Machine learning accurately diagnoses breast lesions identified during cone-beam CT exams
Machine learning techniques perform well when tasked with predicting malignancy in breast lesions identified during breast cone-beam CT (CBCT) exams, according to a new study from German researchers published by the American Journal of Roentgenology. One technique, back propagation neural networks (BPN), outperformed two radiologists.
The authors used five different machine learning techniques—BPN, random forests, extreme learning machines, support vector machines and K-nearest neighbors—to diagnose breast lesions identified during contrast-enhanced breast CBCT exams of 81 suspicious lesions found in 35 patients. Two experienced radiologists analyzed the same data.

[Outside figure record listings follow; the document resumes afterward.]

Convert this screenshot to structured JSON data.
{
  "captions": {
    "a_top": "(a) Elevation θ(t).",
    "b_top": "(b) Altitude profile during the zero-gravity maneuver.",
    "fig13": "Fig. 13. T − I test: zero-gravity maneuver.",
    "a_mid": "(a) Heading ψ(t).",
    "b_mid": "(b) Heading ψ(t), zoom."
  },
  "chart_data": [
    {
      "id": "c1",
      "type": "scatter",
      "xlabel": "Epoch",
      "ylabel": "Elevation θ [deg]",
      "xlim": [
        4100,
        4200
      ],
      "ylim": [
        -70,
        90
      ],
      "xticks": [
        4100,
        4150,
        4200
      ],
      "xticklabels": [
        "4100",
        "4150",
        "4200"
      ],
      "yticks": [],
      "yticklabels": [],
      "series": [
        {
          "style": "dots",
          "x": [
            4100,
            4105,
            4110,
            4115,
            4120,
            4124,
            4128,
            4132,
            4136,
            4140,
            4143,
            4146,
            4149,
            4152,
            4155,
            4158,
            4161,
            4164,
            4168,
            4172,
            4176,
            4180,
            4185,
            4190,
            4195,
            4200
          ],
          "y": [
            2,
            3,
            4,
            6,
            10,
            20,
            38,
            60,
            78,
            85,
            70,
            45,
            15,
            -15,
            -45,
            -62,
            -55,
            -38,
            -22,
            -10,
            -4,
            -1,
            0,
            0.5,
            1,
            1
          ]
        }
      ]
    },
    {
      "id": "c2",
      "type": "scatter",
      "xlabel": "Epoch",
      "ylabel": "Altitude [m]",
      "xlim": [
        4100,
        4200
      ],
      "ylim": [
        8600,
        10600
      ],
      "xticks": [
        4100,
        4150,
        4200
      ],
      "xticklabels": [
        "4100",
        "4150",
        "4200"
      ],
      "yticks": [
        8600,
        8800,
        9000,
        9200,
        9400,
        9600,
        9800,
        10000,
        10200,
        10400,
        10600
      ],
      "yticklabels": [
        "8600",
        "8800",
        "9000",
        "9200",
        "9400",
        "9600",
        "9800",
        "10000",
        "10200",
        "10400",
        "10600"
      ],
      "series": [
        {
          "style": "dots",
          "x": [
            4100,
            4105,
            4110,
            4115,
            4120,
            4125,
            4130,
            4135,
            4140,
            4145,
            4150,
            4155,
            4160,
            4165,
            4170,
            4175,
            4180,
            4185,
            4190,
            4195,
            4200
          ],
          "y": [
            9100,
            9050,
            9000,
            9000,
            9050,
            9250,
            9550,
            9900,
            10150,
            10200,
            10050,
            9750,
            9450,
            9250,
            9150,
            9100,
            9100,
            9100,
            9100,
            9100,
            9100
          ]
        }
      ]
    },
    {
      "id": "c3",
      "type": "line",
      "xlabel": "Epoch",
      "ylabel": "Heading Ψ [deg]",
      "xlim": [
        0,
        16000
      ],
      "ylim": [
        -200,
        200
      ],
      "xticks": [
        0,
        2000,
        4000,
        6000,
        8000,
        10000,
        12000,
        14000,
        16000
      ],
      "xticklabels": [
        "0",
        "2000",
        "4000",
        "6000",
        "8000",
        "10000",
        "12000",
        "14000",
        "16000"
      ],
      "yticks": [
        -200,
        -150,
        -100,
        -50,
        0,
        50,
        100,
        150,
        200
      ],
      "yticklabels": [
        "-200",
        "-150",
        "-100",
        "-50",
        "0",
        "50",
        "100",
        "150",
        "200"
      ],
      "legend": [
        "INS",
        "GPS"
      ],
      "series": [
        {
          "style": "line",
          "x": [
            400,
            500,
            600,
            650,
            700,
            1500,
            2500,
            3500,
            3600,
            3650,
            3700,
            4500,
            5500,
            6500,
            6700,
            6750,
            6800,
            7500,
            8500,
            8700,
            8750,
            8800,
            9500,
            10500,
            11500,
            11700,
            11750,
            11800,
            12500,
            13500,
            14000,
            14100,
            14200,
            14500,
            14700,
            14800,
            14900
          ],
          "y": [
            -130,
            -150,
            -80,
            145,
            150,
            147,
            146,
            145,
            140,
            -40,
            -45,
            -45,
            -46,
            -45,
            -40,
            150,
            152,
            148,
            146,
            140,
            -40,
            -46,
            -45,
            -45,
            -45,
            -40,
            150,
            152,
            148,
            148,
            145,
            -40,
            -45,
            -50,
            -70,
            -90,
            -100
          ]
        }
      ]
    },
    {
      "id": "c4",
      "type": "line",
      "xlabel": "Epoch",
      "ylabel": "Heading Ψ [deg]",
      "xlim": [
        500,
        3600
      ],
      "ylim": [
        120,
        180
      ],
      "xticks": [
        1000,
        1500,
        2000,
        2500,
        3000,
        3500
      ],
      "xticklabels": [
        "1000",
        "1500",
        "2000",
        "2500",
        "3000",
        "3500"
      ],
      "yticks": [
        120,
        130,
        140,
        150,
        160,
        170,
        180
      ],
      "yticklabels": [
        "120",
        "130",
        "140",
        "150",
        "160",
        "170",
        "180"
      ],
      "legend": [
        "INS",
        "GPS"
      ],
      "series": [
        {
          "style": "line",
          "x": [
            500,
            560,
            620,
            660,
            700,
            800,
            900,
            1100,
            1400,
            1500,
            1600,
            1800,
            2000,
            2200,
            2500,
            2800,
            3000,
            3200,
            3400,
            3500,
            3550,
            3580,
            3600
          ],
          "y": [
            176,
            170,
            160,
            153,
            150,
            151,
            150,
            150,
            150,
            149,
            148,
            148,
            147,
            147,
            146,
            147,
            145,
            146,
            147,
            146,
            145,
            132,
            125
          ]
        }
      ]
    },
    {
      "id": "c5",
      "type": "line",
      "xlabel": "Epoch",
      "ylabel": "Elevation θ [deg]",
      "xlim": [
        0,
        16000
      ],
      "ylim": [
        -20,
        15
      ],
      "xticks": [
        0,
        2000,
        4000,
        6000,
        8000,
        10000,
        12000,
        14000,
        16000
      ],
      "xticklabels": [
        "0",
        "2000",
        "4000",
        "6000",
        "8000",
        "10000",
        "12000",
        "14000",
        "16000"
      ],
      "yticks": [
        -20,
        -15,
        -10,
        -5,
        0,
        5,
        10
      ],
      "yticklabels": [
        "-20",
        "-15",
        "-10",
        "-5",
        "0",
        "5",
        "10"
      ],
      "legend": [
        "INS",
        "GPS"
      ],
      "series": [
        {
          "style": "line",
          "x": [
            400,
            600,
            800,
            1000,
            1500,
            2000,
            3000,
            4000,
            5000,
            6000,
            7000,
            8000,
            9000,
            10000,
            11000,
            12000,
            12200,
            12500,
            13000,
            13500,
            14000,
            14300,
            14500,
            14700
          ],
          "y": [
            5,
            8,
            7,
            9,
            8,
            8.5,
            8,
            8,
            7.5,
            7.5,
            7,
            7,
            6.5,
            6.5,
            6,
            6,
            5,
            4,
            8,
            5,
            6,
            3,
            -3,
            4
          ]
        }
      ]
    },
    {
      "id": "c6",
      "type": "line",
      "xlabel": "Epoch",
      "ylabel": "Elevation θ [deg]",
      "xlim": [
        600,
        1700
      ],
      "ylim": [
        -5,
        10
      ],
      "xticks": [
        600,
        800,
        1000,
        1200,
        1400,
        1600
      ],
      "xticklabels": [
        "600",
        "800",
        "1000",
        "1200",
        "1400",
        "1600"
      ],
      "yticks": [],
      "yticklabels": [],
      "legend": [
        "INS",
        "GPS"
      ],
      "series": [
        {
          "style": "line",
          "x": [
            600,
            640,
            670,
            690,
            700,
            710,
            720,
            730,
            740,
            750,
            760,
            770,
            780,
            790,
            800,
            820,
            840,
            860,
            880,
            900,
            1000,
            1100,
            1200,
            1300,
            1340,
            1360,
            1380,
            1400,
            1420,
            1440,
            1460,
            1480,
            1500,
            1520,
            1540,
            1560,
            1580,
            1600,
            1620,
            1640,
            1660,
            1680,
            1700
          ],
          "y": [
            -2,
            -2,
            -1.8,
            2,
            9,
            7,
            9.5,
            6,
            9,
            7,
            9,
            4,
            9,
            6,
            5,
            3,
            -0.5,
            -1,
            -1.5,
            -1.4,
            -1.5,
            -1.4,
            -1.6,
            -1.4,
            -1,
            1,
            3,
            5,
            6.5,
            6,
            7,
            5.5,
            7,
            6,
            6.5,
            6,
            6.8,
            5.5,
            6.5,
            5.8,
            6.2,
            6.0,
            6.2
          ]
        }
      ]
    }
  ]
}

Overall, BPN produced an area under the curve (AUC) of 0.91, sensitivity of 0.85 and specificity of 0.82. One radiologist had an AUC of 0.84, sensitivity of 0.89 and specificity of 0.72, while the other radiologist had an AUC of 0.72, sensitivity of 0.71 and specificity of 0.67.
“Our study shows that machine learning techniques provide high and robust diagnostic performance in malignancy prediction of breast lesions identified at CBCT,” wrote lead author Johannes Uhlig, MD, MPH, of University Medical Center Goettingen in Goettingen, Germany, and colleagues.
Uhlig and colleagues broke down one possible reason for BPN’s strong performance.
“One reason for the superior performance of BPN in our study might be the hidden layer architecture allowing the machine learning technique to amplify important input variables and, at the same time, suppress irrelevant information, the authors wrote. “Potentially, with more hidden layers, the BPN diagnostic performance would have been even higher, while at the same time requiring additional computational power.”
The authors also noted that the radiologists used in their study had a great deal of experience, making it even more noteworthy that BPN performed so well.
Looking at the performances of the other machine learning techniques, support vector machines had an AUC of 0.90, a sensitivity of 0.90 and a specificity of 0.79. Random forests had an AUC of 0.87, a sensitivity of 0.87 and a specificity of 0.72. K-nearest neighbors had an AUC of 0.82, a sensitivity of 0.82 and a specificity of 0.63. Extreme learning machines had an AUC of 0.77, a sensitivity of 0.81 and a specificity of 0.63.